LITTLE ROCK — Arkansas legislative leaders called Monday for an increase in fines for ethics violations and a measure barring elected officials convicted of certain crimes from collecting their retirement benefits, moves intended to clean up the Capitol’s image in the wake of widening corruption probes.
The top Republicans and Democrats in the predominantly GOP House and Senate announced a package of six bills focused on ethics reform following the probes that have involved several former lawmakers and lobbyists over the past two years.
“I do not, nor do any of us up here, represent this as the final solution to the problem,” Senate President Jim Hendren, a Republican, said at a news conference. “But this is another step in that direction.”

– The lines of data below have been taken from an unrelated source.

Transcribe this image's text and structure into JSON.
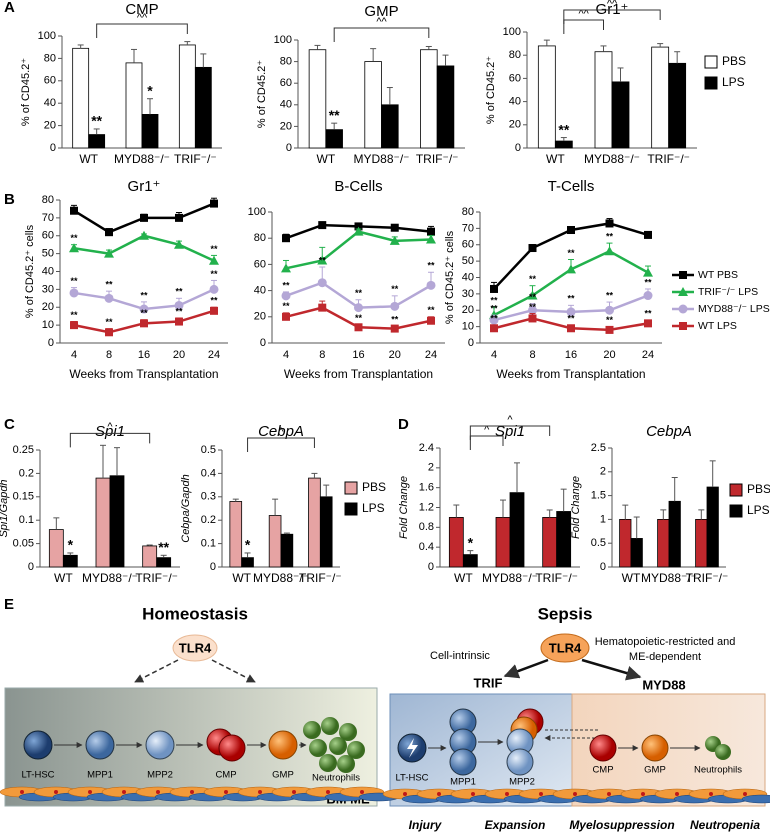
{
  "panel_labels": [
    "A",
    "B",
    "C",
    "D",
    "E"
  ],
  "chart_data": [
    {
      "type": "bar",
      "title": "CMP",
      "ylabel": "% of CD45.2⁺",
      "categories": [
        "WT",
        "MYD88⁻/⁻",
        "TRIF⁻/⁻"
      ],
      "series": [
        {
          "color": "#ffffff",
          "values": [
            89,
            76,
            92
          ],
          "errors": [
            3,
            12,
            3
          ],
          "significance": [
            null,
            null,
            null
          ]
        },
        {
          "color": "#000000",
          "values": [
            12,
            30,
            72
          ],
          "errors": [
            5,
            14,
            12
          ],
          "significance": [
            "**",
            "*",
            null
          ]
        }
      ],
      "ylim": [
        0,
        100
      ],
      "yticks": [
        0,
        20,
        40,
        60,
        80,
        100
      ],
      "brackets": [
        {
          "label": "^^",
          "between": [
            0,
            2
          ]
        }
      ]
    },
    {
      "type": "bar",
      "title": "GMP",
      "ylabel": "% of CD45.2⁺",
      "categories": [
        "WT",
        "MYD88⁻/⁻",
        "TRIF⁻/⁻"
      ],
      "series": [
        {
          "color": "#ffffff",
          "values": [
            91,
            80,
            91
          ],
          "errors": [
            4,
            12,
            3
          ],
          "significance": [
            null,
            null,
            null
          ]
        },
        {
          "color": "#000000",
          "values": [
            17,
            40,
            76
          ],
          "errors": [
            6,
            16,
            10
          ],
          "significance": [
            "**",
            null,
            null
          ]
        }
      ],
      "ylim": [
        0,
        100
      ],
      "yticks": [
        0,
        20,
        40,
        60,
        80,
        100
      ],
      "brackets": [
        {
          "label": "^^",
          "between": [
            0,
            2
          ]
        }
      ]
    },
    {
      "type": "bar",
      "title": "Gr1⁺",
      "ylabel": "% of CD45.2⁺",
      "categories": [
        "WT",
        "MYD88⁻/⁻",
        "TRIF⁻/⁻"
      ],
      "series": [
        {
          "name": "PBS",
          "color": "#ffffff",
          "values": [
            88,
            83,
            87
          ],
          "errors": [
            5,
            5,
            3
          ],
          "significance": [
            null,
            null,
            null
          ]
        },
        {
          "name": "LPS",
          "color": "#000000",
          "values": [
            6,
            57,
            73
          ],
          "errors": [
            3,
            12,
            10
          ],
          "significance": [
            "**",
            null,
            null
          ]
        }
      ],
      "ylim": [
        0,
        100
      ],
      "yticks": [
        0,
        20,
        40,
        60,
        80,
        100
      ],
      "legend": "right",
      "brackets": [
        {
          "label": "^^",
          "between": [
            0,
            1
          ]
        },
        {
          "label": "^^",
          "between": [
            0,
            2
          ]
        }
      ]
    },
    {
      "type": "line",
      "title": "Gr1⁺",
      "ylabel": "% of CD45.2⁺ cells",
      "xlabel": "Weeks from Transplantation",
      "categories": [
        4,
        8,
        16,
        20,
        24
      ],
      "series": [
        {
          "color": "#000000",
          "marker": "square",
          "values": [
            74,
            62,
            70,
            70,
            78
          ],
          "errors": [
            3,
            2,
            2,
            3,
            3
          ],
          "significance": [
            null,
            null,
            null,
            null,
            null
          ]
        },
        {
          "color": "#22b14c",
          "marker": "triangle",
          "values": [
            53,
            50,
            60,
            55,
            46
          ],
          "errors": [
            2,
            2,
            1,
            2,
            3
          ],
          "significance": [
            "**",
            null,
            null,
            null,
            "**"
          ]
        },
        {
          "color": "#b4a7d6",
          "marker": "circle",
          "values": [
            28,
            25,
            19,
            21,
            30
          ],
          "errors": [
            3,
            4,
            4,
            4,
            5
          ],
          "significance": [
            "**",
            "**",
            "**",
            "**",
            "**"
          ]
        },
        {
          "color": "#c0282d",
          "marker": "square",
          "values": [
            10,
            6,
            11,
            12,
            18
          ],
          "errors": [
            2,
            2,
            2,
            2,
            2
          ],
          "significance": [
            "**",
            "**",
            "**",
            "**",
            "**"
          ]
        }
      ],
      "ylim": [
        0,
        80
      ],
      "yticks": [
        0,
        10,
        20,
        30,
        40,
        50,
        60,
        70,
        80
      ]
    },
    {
      "type": "line",
      "title": "B-Cells",
      "xlabel": "Weeks from Transplantation",
      "categories": [
        4,
        8,
        16,
        20,
        24
      ],
      "series": [
        {
          "color": "#000000",
          "marker": "square",
          "values": [
            80,
            90,
            89,
            88,
            85
          ],
          "errors": [
            3,
            2,
            2,
            2,
            4
          ],
          "significance": [
            null,
            null,
            null,
            null,
            null
          ]
        },
        {
          "color": "#22b14c",
          "marker": "triangle",
          "values": [
            57,
            63,
            85,
            78,
            79
          ],
          "errors": [
            6,
            10,
            2,
            3,
            3
          ],
          "significance": [
            null,
            null,
            null,
            null,
            null
          ]
        },
        {
          "color": "#b4a7d6",
          "marker": "circle",
          "values": [
            36,
            46,
            27,
            28,
            44
          ],
          "errors": [
            3,
            12,
            6,
            8,
            10
          ],
          "significance": [
            "**",
            "**",
            "**",
            "**",
            "**"
          ]
        },
        {
          "color": "#c0282d",
          "marker": "square",
          "values": [
            20,
            27,
            12,
            11,
            17
          ],
          "errors": [
            3,
            5,
            2,
            2,
            3
          ],
          "significance": [
            "**",
            null,
            "**",
            "**",
            "**"
          ]
        }
      ],
      "ylim": [
        0,
        100
      ],
      "yticks": [
        0,
        20,
        40,
        60,
        80,
        100
      ]
    },
    {
      "type": "line",
      "title": "T-Cells",
      "ylabel": "% of CD45.2⁺ cells",
      "xlabel": "Weeks from Transplantation",
      "categories": [
        4,
        8,
        16,
        20,
        24
      ],
      "series": [
        {
          "name": "WT PBS",
          "color": "#000000",
          "marker": "square",
          "values": [
            33,
            58,
            69,
            73,
            66
          ],
          "errors": [
            4,
            2,
            2,
            3,
            2
          ],
          "significance": [
            null,
            null,
            null,
            null,
            null
          ]
        },
        {
          "name": "TRIF⁻/⁻ LPS",
          "color": "#22b14c",
          "marker": "triangle",
          "values": [
            17,
            29,
            45,
            56,
            43
          ],
          "errors": [
            5,
            6,
            6,
            5,
            4
          ],
          "significance": [
            "**",
            "**",
            "**",
            "**",
            null
          ]
        },
        {
          "name": "MYD88⁻/⁻ LPS",
          "color": "#b4a7d6",
          "marker": "circle",
          "values": [
            14,
            20,
            19,
            20,
            29
          ],
          "errors": [
            3,
            4,
            4,
            5,
            4
          ],
          "significance": [
            "**",
            "**",
            "**",
            "**",
            "**"
          ]
        },
        {
          "name": "WT LPS",
          "color": "#c0282d",
          "marker": "square",
          "values": [
            9,
            15,
            9,
            8,
            12
          ],
          "errors": [
            2,
            3,
            2,
            2,
            2
          ],
          "significance": [
            "**",
            "**",
            "**",
            "**",
            "**"
          ]
        }
      ],
      "ylim": [
        0,
        80
      ],
      "yticks": [
        0,
        10,
        20,
        30,
        40,
        50,
        60,
        70,
        80
      ],
      "legend": "right"
    },
    {
      "type": "bar",
      "title": "Spi1",
      "ylabel": "Spi1/Gapdh",
      "categories": [
        "WT",
        "MYD88⁻/⁻",
        "TRIF⁻/⁻"
      ],
      "series": [
        {
          "color": "#e6a3a3",
          "values": [
            0.08,
            0.19,
            0.045
          ],
          "errors": [
            0.025,
            0.07,
            0.002
          ],
          "significance": [
            null,
            null,
            null
          ]
        },
        {
          "color": "#000000",
          "values": [
            0.025,
            0.195,
            0.02
          ],
          "errors": [
            0.005,
            0.06,
            0.005
          ],
          "significance": [
            "*",
            null,
            "**"
          ]
        }
      ],
      "ylim": [
        0,
        0.25
      ],
      "yticks": [
        0,
        0.05,
        0.1,
        0.15,
        0.2,
        0.25
      ],
      "brackets": [
        {
          "label": "^",
          "between": [
            0,
            2
          ]
        }
      ]
    },
    {
      "type": "bar",
      "title": "CebpA",
      "ylabel": "Cebpa/Gapdh",
      "categories": [
        "WT",
        "MYD88⁻/⁻",
        "TRIF⁻/⁻"
      ],
      "series": [
        {
          "name": "PBS",
          "color": "#e6a3a3",
          "values": [
            0.28,
            0.22,
            0.38
          ],
          "errors": [
            0.01,
            0.07,
            0.02
          ],
          "significance": [
            null,
            null,
            null
          ]
        },
        {
          "name": "LPS",
          "color": "#000000",
          "values": [
            0.04,
            0.14,
            0.3
          ],
          "errors": [
            0.02,
            0.005,
            0.05
          ],
          "significance": [
            "*",
            null,
            null
          ]
        }
      ],
      "ylim": [
        0,
        0.5
      ],
      "yticks": [
        0,
        0.1,
        0.2,
        0.3,
        0.4,
        0.5
      ],
      "legend": "right",
      "brackets": [
        {
          "label": "^",
          "between": [
            0,
            2
          ]
        }
      ]
    },
    {
      "type": "bar",
      "title": "Spi1",
      "ylabel": "Fold Change",
      "categories": [
        "WT",
        "MYD88⁻/⁻",
        "TRIF⁻/⁻"
      ],
      "series": [
        {
          "color": "#c0282d",
          "values": [
            1,
            1,
            1
          ],
          "errors": [
            0.25,
            0.35,
            0.15
          ],
          "significance": [
            null,
            null,
            null
          ]
        },
        {
          "color": "#000000",
          "values": [
            0.25,
            1.5,
            1.12
          ],
          "errors": [
            0.08,
            0.6,
            0.45
          ],
          "significance": [
            "*",
            null,
            null
          ]
        }
      ],
      "ylim": [
        0,
        2.4
      ],
      "yticks": [
        0,
        0.4,
        0.8,
        1.2,
        1.6,
        2,
        2.4
      ],
      "brackets": [
        {
          "label": "^",
          "between": [
            0,
            1
          ]
        },
        {
          "label": "^",
          "between": [
            0,
            2
          ]
        }
      ]
    },
    {
      "type": "bar",
      "title": "CebpA",
      "ylabel": "Fold Change",
      "categories": [
        "WT",
        "MYD88⁻/⁻",
        "TRIF⁻/⁻"
      ],
      "series": [
        {
          "name": "PBS",
          "color": "#c0282d",
          "values": [
            1,
            1,
            1
          ],
          "errors": [
            0.3,
            0.2,
            0.2
          ],
          "significance": [
            null,
            null,
            null
          ]
        },
        {
          "name": "LPS",
          "color": "#000000",
          "values": [
            0.6,
            1.38,
            1.68
          ],
          "errors": [
            0.45,
            0.5,
            0.55
          ],
          "significance": [
            null,
            null,
            null
          ]
        }
      ],
      "ylim": [
        0,
        2.5
      ],
      "yticks": [
        0,
        0.5,
        1,
        1.5,
        2,
        2.5
      ],
      "legend": "right"
    }
  ],
  "diagram": {
    "homeostasis": {
      "title": "Homeostasis",
      "receptor": "TLR4",
      "cells": [
        "LT-HSC",
        "MPP1",
        "MPP2",
        "CMP",
        "GMP",
        "Neutrophils"
      ],
      "niche": "BM ME"
    },
    "sepsis": {
      "title": "Sepsis",
      "receptor": "TLR4",
      "left_note": "Cell-intrinsic",
      "right_note": [
        "Hematopoietic-restricted and",
        "ME-dependent"
      ],
      "pathways": [
        "TRIF",
        "MYD88"
      ],
      "cells": [
        "LT-HSC",
        "MPP1",
        "MPP2",
        "CMP",
        "GMP",
        "Neutrophils"
      ],
      "stages": [
        "Injury",
        "Expansion",
        "Myelosuppression",
        "Neutropenia"
      ]
    }
  }
}
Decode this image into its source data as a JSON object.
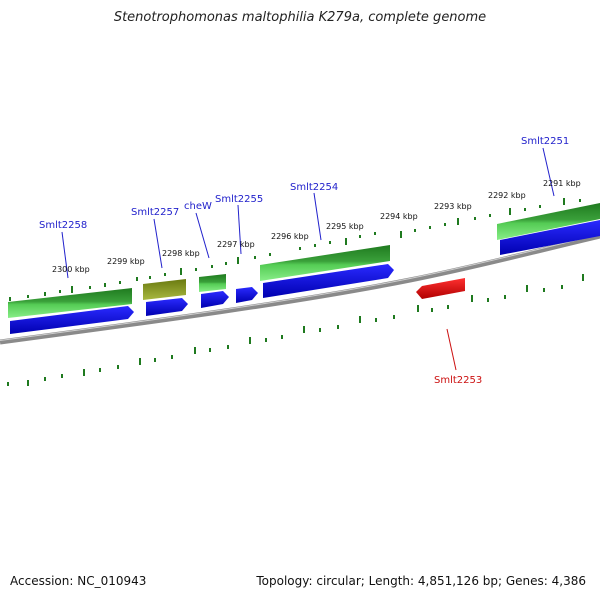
{
  "title": "Stenotrophomonas maltophilia K279a, complete genome",
  "footer": {
    "accession": "Accession: NC_010943",
    "summary": "Topology: circular; Length: 4,851,126 bp; Genes: 4,386"
  },
  "colors": {
    "gene_label": "#2222cc",
    "minus_strand_label": "#cc1111",
    "forward_arrow": "#1010e0",
    "reverse_arrow": "#e01010",
    "gene_bar_dark": "#1f7a1f",
    "gene_bar_light": "#66dd66",
    "pseudo_bar": "#7a8a1a",
    "backbone": "#777777",
    "ticks": "#1f7a1f"
  },
  "kbp_labels": [
    "2300 kbp",
    "2299 kbp",
    "2298 kbp",
    "2297 kbp",
    "2296 kbp",
    "2295 kbp",
    "2294 kbp",
    "2293 kbp",
    "2292 kbp",
    "2291 kbp"
  ],
  "gene_labels": [
    "Smlt2258",
    "Smlt2257",
    "cheW",
    "Smlt2255",
    "Smlt2254",
    "Smlt2251",
    "Smlt2253"
  ]
}
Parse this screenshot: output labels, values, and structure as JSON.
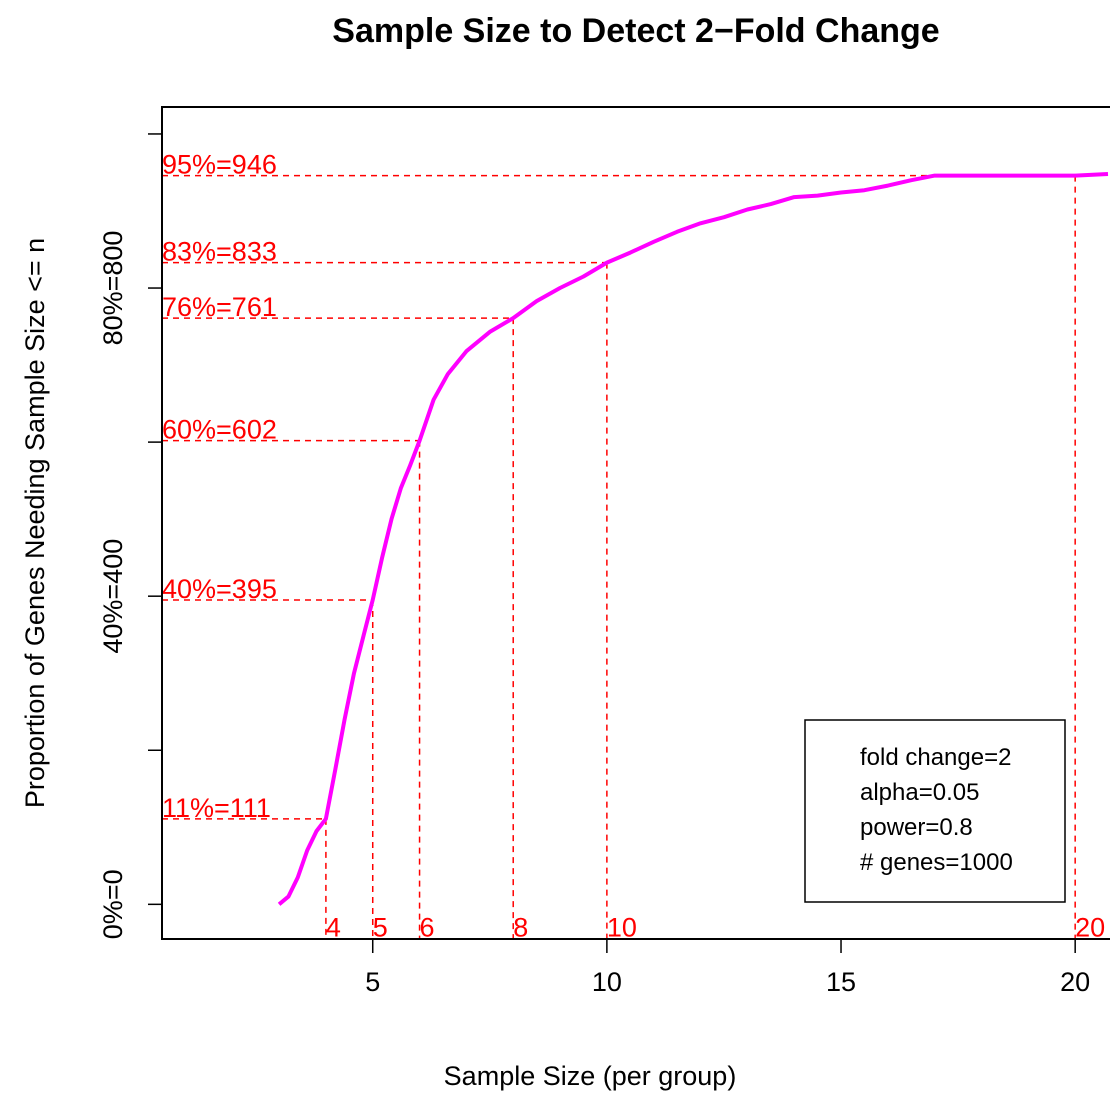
{
  "chart_data": {
    "type": "line",
    "title": "Sample Size to Detect 2−Fold Change",
    "xlabel": "Sample Size (per group)",
    "ylabel": "Proportion of Genes Needing Sample Size <= n",
    "xlim": [
      0.5,
      21
    ],
    "ylim": [
      -45,
      1035
    ],
    "x_ticks": [
      5,
      10,
      15,
      20
    ],
    "y_ticks": [
      {
        "value": 0,
        "label": "0%=0"
      },
      {
        "value": 200,
        "label": ""
      },
      {
        "value": 400,
        "label": "40%=400"
      },
      {
        "value": 600,
        "label": ""
      },
      {
        "value": 800,
        "label": "80%=800"
      },
      {
        "value": 1000,
        "label": ""
      }
    ],
    "grid": false,
    "series": [
      {
        "color": "#ff00ff",
        "x": [
          3.0,
          3.2,
          3.4,
          3.6,
          3.8,
          4.0,
          4.2,
          4.4,
          4.6,
          4.8,
          5.0,
          5.2,
          5.4,
          5.6,
          5.8,
          6.0,
          6.3,
          6.6,
          7.0,
          7.5,
          8.0,
          8.5,
          9.0,
          9.5,
          10.0,
          10.5,
          11.0,
          11.5,
          12.0,
          12.5,
          13.0,
          13.5,
          14.0,
          14.5,
          15.0,
          15.5,
          16.0,
          16.5,
          17.0,
          18.0,
          19.0,
          20.0,
          20.7
        ],
        "y": [
          0,
          10,
          35,
          70,
          95,
          111,
          175,
          240,
          300,
          348,
          395,
          450,
          500,
          540,
          570,
          602,
          655,
          688,
          718,
          743,
          761,
          783,
          800,
          815,
          833,
          846,
          860,
          873,
          884,
          892,
          902,
          909,
          918,
          920,
          924,
          927,
          933,
          940,
          946,
          946,
          946,
          946,
          948
        ]
      }
    ],
    "reference_lines": [
      {
        "x": 4,
        "y": 111,
        "y_label": "11%=111",
        "x_label": "4"
      },
      {
        "x": 5,
        "y": 395,
        "y_label": "40%=395",
        "x_label": "5"
      },
      {
        "x": 6,
        "y": 602,
        "y_label": "60%=602",
        "x_label": "6"
      },
      {
        "x": 8,
        "y": 761,
        "y_label": "76%=761",
        "x_label": "8"
      },
      {
        "x": 10,
        "y": 833,
        "y_label": "83%=833",
        "x_label": "10"
      },
      {
        "x": 20,
        "y": 946,
        "y_label": "95%=946",
        "x_label": "20"
      }
    ],
    "legend": {
      "position": "bottom-right",
      "lines": [
        "fold change=2",
        "alpha=0.05",
        "power=0.8",
        "# genes=1000"
      ]
    }
  }
}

The proposals include increasing the maximum fines the state Ethics Commission can levy for a violation from $2,000 to $3,500, and to increase the commission’s staffing and funding. It also includes a proposal that would make an elected official ineligible to collect retirement benefits for their position if they’re convicted of a felony related to that position.
Hendren and Republican House Speaker Matthew Shepherd have called restoring trust in the Legislature a priority in the session, which began last month. The Senate last year overhauled its ethics rules and expanded what members have to report in income in response to the corruption cases.
Another proposal unveiled Monday would increase the penalties elected officials would face for personal use of campaign funds. Former state Sen. Jeremy Hutchinson, the governor’s nephew and Hendren’s cousin, was indicted by a federal grand jury last year on charges he used thousands in campaign funds on gym memberships, Netflix subscriptions and other personal items.
The package also will include a ban on political action committees donating to other PACs, and a prohibition on elected officials having multiple PACs.
Lawmakers said they’re looking at other changes as well. Shepherd said he’s still weighing a rule change or legislation to address requiring disclosures when lawmakers loan each other money. Hendren said the Senate ethics panel is also working on additional changes to that chamber’s rules.
“That’s always an ongoing process. There may be other bills or possible rule changes or otherwise that you may see,” Shepherd said.
The top Democrats in both chambers said there’s strong support among their members for the ethics changes.
“This is an opportunity for us all to put some trust, some accountability back into this process,” House Minority Leader Charles Blake, a Democrat from Little Rock, said after the news conference.